清明刚过一周,气温就连续几天突然升高到近30℃,贵阳的夏天好像就这么来了。不过好在房前屋后绿树成荫,房间也通透敞亮,不觉暑热。每天在洗碗、洗衣、吸尘、浇花这一点点常规家务后,就是散步、听音乐、看电影和翻书,读到有趣处就勾勾画画在页眉页脚写几句“心戚戚焉”,一本书翻完,再摘抄、记录下来,作为自己读过和活过的“证据”留存。这20年下来的几百万字,也算是一部“自传”。
《幽灵之家》的作者、智利女作家伊莎贝尔·阿连德曾经坦言,写作对她来说,是一种保存记忆的“绝望企图”。“我写作是为了使我的忘却不至于失败,然后,还为了滋养现在我展示在空中的根。”她说。所有的诗篇都是旅程。或者说,几乎所有的写作,都是“个人记忆的传记”。我自己的全部写作,也是如此。(《纪念我们终将逝去的青春》)

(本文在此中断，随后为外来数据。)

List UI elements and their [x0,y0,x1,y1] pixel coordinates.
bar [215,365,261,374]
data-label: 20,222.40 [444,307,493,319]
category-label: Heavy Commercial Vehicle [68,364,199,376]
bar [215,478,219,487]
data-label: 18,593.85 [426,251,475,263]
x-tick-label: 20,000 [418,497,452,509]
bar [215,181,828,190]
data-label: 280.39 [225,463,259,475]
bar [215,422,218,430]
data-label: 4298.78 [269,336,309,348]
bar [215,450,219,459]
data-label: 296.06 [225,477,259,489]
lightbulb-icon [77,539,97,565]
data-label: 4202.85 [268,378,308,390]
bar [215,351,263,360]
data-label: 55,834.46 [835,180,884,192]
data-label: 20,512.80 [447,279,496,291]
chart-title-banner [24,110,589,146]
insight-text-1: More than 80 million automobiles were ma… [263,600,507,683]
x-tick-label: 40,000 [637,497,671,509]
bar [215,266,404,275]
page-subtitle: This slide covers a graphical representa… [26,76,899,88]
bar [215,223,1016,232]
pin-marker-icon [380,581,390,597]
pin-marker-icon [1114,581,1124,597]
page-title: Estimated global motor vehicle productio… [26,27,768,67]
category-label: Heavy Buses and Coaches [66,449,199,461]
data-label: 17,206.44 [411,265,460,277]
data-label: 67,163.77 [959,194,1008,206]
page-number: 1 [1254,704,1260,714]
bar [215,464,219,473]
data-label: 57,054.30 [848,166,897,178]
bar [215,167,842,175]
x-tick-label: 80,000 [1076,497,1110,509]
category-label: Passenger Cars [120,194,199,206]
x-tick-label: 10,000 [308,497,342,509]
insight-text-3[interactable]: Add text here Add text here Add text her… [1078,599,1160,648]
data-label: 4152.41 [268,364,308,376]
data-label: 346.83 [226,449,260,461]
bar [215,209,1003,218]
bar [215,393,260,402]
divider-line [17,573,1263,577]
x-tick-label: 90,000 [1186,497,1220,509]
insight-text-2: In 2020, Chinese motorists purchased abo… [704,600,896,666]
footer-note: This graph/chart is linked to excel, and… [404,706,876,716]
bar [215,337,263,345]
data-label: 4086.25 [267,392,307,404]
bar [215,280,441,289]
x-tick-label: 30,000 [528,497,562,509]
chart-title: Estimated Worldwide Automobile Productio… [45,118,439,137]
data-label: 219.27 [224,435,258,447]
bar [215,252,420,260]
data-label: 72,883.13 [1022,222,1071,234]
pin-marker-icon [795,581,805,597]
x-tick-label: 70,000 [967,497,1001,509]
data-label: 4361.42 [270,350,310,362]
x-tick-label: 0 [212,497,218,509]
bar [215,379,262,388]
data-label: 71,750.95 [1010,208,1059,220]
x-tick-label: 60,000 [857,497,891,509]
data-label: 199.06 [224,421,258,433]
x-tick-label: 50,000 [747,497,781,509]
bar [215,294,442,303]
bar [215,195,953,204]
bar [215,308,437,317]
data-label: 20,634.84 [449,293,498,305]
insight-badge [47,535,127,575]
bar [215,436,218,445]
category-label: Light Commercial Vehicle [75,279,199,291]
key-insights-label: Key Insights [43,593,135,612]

博尔赫斯曾有言:“有一些人愿意沾沾自喜于写出了什么,而我更愿意为自己读到了什么而自诩。”但观架上,便知腹中。我不喜欢家里来客人,更不喜欢别人进我的书房,那有一种在人前被扒开衣服赤条条的极度不适。“十分冷淡存知己,一曲微茫度此生。”张充和这副名对,找机会哪天写了贴在书房正合适。
这些年陆续淘得“开卷书坊”二十五种,读了五七种,今天读了徐鲁的这本《温暖的书缘》才知道,这个系列来源于南京凤凰台饭店“创办了一份名为《开卷》的杂志,免费赠给来店的客人和海内外的一些爱书者与文化人。杂志虽小,然而自二〇〇〇年创办至今,每月一期,从不脱漏,已连续出刊五年多了!这份品质淡雅、书香浮动的小杂志,如今已经成为海内外众多文化人、读书人每月必不可少的阅读良友……《开卷》在按期出刊的同时,还编辑出版《开卷文丛》……《开卷》杂志执行主编‘子聪’董宁文先生,以及由他所代表的《开卷》所有编辑,大都长袖善舞,肯与天下读书人广结书缘。”董宁文就是“开卷书坊”丛书策划之一。有趣的人和有趣的书,慢慢淘,看有没有运气凑齐。
徐鲁散文集《温暖的书缘》,上海辞书出版社“开卷书坊第三辑”十种之一,2014年8月1版1印。于也闲书局淘得。2026年第35本,总阅读量第1650本。